Tiere sind empfindungs- und leidensfähige Mitgeschöpfe mit einem Eigenwert, den es zu achten gilt. Ihr Schutz ist nicht nur die ethische Aufgabe jedes Einzelnen, sondern seit 1973 auch eine Rechtspflicht des Staates. Der Bund trägt daher die Verantwortung dafür, dass das menschliche Verhalten gegenüber Tieren sowie der Schutz ihrer Würde und ihres Wohlergehens für die ganze Schweiz einheitlich geregelt werden. Dies geschieht vor allem durch das eidgenössische Tierschutzgesetz und die zugehörige Tierschutzverordnung, die beide 1981 in Kraft getreten und im Jahre 2008 vollständig revidiert worden sind.

Weil verbindliche Vorschriften unverzichtbar sind, bildet das Tierschutzrecht für einen wirkungsvollen Tierschutz eine tragende Säule. Auch hier gilt aber, dass Rechtsnormen nur so viel taugen, als sie in der Praxis letztlich auch angewendet und durchgesetzt werden.

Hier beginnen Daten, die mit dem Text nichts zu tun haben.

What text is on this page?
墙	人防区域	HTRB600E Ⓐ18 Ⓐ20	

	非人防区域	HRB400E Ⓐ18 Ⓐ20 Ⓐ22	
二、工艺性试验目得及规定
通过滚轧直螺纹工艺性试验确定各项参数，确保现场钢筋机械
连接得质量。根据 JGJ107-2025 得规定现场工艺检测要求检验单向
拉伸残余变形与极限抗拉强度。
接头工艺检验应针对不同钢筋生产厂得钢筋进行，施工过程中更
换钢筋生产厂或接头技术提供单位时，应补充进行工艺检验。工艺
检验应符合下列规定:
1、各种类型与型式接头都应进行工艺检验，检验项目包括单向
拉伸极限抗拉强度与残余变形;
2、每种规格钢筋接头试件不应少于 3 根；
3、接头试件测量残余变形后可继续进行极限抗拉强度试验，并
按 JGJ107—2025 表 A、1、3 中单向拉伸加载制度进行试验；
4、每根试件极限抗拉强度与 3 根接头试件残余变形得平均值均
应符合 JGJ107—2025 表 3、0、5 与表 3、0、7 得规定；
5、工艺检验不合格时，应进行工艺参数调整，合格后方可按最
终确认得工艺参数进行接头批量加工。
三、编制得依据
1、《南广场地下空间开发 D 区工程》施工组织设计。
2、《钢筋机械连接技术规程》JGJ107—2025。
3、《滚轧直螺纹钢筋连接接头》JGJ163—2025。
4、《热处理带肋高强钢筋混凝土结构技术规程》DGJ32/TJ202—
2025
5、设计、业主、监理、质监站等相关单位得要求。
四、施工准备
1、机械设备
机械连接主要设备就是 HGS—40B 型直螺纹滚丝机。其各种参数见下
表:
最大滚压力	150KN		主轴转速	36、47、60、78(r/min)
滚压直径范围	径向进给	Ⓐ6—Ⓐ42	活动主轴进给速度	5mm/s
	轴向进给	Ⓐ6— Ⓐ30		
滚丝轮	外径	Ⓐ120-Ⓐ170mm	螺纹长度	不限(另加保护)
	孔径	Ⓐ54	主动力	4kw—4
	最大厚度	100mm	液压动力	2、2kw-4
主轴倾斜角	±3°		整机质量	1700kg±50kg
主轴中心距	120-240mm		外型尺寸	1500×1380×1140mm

Was versteht man unter Tierschutzrecht?

Der Schutz von Tieren und der richtige Umgang mit ihnen bedeuten moralische Aufgaben für jedermann. Zu hoffen, dass diese in jedem Fall freiwillig und in Selbstverantwortung wahrgenommen werden, wäre aber leider allzu vertrauensselig. Vielmehr braucht es – wie in vielen anderen Lebensbereichen auch – verbindliche staatliche Regeln, damit Tiere richtig behandelt werden. Die Gesamtheit aller gesetzgeberischen Normen und Massnahmen, die hauptsächlich oder zumindest zu einem wesentlichen Teil zum Ziel haben, das Verhalten des Menschen gegenüber Tieren zu regeln und ihn vor allem davon abzuhalten, ihnen ungerechtfertigte Schmerzen, Leiden oder Schäden zuzufügen oder auf andere Weise ihre Würde zu missachten, wird als Tierschutzrecht (oder gesetzlicher Tierschutz) bezeichnet.

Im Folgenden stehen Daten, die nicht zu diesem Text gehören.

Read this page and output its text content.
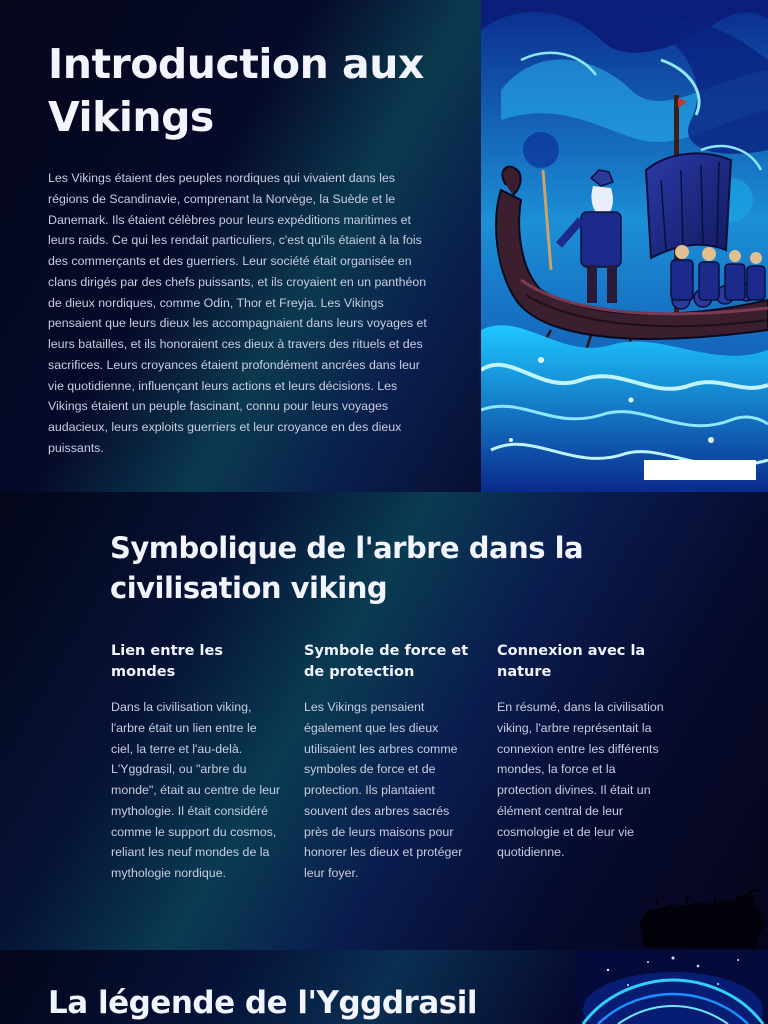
Introduction aux Vikings

Les Vikings étaient des peuples nordiques qui vivaient dans les régions de Scandinavie, comprenant la Norvège, la Suède et le Danemark. Ils étaient célèbres pour leurs expéditions maritimes et leurs raids. Ce qui les rendait particuliers, c'est qu'ils étaient à la fois des commerçants et des guerriers. Leur société était organisée en clans dirigés par des chefs puissants, et ils croyaient en un panthéon de dieux nordiques, comme Odin, Thor et Freyja. Les Vikings pensaient que leurs dieux les accompagnaient dans leurs voyages et leurs batailles, et ils honoraient ces dieux à travers des rituels et des sacrifices. Leurs croyances étaient profondément ancrées dans leur vie quotidienne, influençant leurs actions et leurs décisions. Les Vikings étaient un peuple fascinant, connu pour leurs voyages audacieux, leurs exploits guerriers et leur croyance en des dieux puissants.

Symbolique de l'arbre dans la civilisation viking
Lien entre les mondes

Dans la civilisation viking, l'arbre était un lien entre le ciel, la terre et l'au-delà. L'Yggdrasil, ou "arbre du monde", était au centre de leur mythologie. Il était considéré comme le support du cosmos, reliant les neuf mondes de la mythologie nordique.

Symbole de force et de protection

Les Vikings pensaient également que les dieux utilisaient les arbres comme symboles de force et de protection. Ils plantaient souvent des arbres sacrés près de leurs maisons pour honorer les dieux et protéger leur foyer.

Connexion avec la nature

En résumé, dans la civilisation viking, l'arbre représentait la connexion entre les différents mondes, la force et la protection divines. Il était un élément central de leur cosmologie et de leur vie quotidienne.

La légende de l'Yggdrasil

Früher lagen tierschützerische Handlungen meistens in irgendeiner Weise vor allem im Interesse des Menschen. Dieser anthropozentrische Tierschutz hat sich auch im Recht niedergeschlagen und prägte vor allem die Gesetzgebung im Bereich der Landwirtschaft. Vorschriften zur Haltung und Pflege von Tieren wurden primär aufgestellt, um dem Menschen einen höheren wirtschaftlichen Nutzen zu sichern. Moderne Tierschutzgesetzgebungen (wie unter anderem auch die schweizerische) basieren hingegen auf dem Grundgedanken des ethischen Tierschutzes und dienen in erster Linie der Bewahrung des tierlichen Wohlbefindens vor Beeinträchtigungen. Angestrebt werden dadurch sowohl ein praktischer als auch ein vorbeugender Tierschutz. Durch Strafnormen für Verstösse gegen das Tierschutzrecht werden sein verbindlicher Charakter unterstrichen und die Verhinderung von Tierquälereien und anderen Tierschutzwidrigkeiten bezweckt.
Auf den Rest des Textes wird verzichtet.